Would I have done it differently (pardon the hubris)? Yes, I think I would. I would have pushed the retro vintage pedigree of the story more – that awful intro makes a ham fisted attempt to justify an atmosphere on Mars, and that I think was a mistake. The implausibility should have been amped up, embraced and even revelled in. Alternatively, it occurs to me that they could have introduced a time travel aspect to the story, suggesting perhaps that Carter had in travelling to Mars, also arrived in the far Martian past. A framing device of a first Martian landing on Mars could have then been introduced, in which Astronauts discover the remains of the Martian civilisation and Carter’s journal buried in one of the ancient cities. Perhaps the astronaut could have been called Burroughs. However it was done, the audience could have been prepared for this vision of Mars, but they were left completely in the dark.
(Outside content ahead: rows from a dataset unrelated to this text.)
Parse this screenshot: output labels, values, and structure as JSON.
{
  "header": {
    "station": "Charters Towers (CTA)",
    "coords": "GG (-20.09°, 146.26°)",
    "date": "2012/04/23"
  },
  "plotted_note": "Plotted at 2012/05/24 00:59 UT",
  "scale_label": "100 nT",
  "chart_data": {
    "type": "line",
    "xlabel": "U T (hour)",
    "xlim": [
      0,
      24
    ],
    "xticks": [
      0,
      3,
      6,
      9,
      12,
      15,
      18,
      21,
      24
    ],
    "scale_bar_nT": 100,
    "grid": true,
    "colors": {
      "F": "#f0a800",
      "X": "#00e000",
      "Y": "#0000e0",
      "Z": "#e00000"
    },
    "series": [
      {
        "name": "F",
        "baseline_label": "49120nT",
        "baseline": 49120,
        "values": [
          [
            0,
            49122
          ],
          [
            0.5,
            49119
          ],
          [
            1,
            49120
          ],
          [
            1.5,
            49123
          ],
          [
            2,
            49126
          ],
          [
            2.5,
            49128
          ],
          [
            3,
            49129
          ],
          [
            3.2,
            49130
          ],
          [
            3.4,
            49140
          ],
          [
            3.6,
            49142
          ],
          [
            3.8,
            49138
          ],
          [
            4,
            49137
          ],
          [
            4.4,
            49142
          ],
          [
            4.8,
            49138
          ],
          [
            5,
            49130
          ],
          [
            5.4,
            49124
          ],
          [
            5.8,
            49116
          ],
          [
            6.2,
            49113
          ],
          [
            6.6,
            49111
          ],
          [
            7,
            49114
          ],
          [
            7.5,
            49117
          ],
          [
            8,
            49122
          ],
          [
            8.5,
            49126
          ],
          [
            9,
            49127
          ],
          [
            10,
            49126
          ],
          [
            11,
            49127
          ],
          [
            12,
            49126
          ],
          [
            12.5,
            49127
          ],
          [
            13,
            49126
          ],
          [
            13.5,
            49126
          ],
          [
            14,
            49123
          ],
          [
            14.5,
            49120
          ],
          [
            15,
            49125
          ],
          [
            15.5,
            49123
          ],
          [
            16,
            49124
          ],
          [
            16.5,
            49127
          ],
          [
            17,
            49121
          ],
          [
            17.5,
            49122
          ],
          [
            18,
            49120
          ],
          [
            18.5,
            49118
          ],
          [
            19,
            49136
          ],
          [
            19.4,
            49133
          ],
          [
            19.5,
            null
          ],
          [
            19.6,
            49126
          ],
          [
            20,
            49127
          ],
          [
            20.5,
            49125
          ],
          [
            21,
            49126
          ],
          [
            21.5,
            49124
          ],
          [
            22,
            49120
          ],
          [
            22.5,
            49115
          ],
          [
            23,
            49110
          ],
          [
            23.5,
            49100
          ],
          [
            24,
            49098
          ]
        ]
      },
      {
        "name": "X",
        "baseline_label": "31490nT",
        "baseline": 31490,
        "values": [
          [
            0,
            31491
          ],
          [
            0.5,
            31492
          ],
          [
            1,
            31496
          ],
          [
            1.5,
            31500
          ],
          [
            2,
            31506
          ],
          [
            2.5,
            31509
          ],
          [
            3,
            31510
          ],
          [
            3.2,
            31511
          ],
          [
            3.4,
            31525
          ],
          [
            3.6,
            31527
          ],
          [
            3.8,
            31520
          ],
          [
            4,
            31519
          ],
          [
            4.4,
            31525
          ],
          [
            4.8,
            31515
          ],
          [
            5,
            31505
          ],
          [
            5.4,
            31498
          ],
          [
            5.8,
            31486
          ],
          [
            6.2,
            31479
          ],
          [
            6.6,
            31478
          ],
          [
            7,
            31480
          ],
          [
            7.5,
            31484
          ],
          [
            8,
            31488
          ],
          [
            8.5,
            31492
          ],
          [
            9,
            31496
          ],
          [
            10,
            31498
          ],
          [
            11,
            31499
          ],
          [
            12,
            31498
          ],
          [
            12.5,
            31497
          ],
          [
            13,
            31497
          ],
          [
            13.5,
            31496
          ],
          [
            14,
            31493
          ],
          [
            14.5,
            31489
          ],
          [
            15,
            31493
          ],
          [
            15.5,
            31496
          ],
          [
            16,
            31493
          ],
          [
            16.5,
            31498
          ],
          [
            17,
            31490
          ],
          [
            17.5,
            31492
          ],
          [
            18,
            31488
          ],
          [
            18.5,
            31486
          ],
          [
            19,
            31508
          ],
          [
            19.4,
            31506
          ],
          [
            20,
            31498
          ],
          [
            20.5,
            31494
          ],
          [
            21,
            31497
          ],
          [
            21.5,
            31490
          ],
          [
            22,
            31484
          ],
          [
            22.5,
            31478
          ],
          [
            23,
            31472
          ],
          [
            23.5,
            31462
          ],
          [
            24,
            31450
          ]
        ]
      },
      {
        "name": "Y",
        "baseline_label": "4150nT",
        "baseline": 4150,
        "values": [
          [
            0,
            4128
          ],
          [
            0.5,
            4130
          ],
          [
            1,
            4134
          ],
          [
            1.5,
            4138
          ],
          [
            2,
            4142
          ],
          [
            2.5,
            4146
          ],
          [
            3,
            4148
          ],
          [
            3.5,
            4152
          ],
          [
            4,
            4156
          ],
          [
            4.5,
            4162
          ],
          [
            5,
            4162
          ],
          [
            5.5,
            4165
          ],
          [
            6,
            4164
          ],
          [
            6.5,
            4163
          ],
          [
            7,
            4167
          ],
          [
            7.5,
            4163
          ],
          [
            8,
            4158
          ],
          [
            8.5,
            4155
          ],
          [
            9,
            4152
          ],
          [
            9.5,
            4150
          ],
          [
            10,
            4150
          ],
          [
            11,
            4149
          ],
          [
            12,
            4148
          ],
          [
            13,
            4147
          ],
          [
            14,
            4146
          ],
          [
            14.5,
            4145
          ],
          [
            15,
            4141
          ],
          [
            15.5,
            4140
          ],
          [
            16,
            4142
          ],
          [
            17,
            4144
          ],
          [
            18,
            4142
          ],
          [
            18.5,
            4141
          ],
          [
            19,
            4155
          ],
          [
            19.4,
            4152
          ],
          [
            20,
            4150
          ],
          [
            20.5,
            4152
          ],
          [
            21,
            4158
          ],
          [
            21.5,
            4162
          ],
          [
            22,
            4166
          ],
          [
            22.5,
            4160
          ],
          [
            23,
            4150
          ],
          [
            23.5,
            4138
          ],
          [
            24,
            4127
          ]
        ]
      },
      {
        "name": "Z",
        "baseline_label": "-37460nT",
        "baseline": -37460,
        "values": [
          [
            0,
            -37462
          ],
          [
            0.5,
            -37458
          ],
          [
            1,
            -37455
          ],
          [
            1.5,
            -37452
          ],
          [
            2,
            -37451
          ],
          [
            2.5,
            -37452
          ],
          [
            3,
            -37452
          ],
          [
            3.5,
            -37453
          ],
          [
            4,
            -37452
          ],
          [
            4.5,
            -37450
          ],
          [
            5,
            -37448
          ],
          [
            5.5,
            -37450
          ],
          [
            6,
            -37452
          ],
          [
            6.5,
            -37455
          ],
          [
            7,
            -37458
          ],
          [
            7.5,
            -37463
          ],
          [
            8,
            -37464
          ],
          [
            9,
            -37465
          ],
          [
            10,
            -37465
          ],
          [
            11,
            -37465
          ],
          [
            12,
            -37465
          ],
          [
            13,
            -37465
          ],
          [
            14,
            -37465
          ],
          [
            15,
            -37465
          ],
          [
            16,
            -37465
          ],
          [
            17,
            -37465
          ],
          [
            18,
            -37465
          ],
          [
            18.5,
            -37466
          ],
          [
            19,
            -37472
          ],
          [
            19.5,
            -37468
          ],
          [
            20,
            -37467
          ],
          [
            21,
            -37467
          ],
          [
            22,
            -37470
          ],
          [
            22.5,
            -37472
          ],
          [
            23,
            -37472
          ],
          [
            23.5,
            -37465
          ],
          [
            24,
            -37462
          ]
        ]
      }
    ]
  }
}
Which brings me on the marketing. I won’t dwell on this in great detail because others have already done good work dissecting the awful approach taken by Disney, but I am staggered that more was not made of Burroughs. Not one trailer mentioned Tarzan, an incredible lapse, and what about Andrew Stanton and his impressive body of work for Pixar? Why didn’t they push the importance of the story to science fiction in general, why was the marketing so one track, focused on spectacle at the expense of story? Why was Disney so quick to announce, just weeks into the release, that they had a disaster on their hands, surely doing great damage to perceptions amongst the wavering ticket buying public? “Hey, anyone want to go see that film Disney says is a disaster?” I think students of cinema will be debating this one for decades. But hopefully, in those decades to come, John Carter will also get the respect it deserves, and maybe, just maybe, just as for instance Blade Runner grew in statue, Andrew Stanton will get to revisit Barsoom and re-cut the film as he intended, because I can see the greatness in his John Carter, and I strongly suspect a masterpiece is lying on the cutting room floor.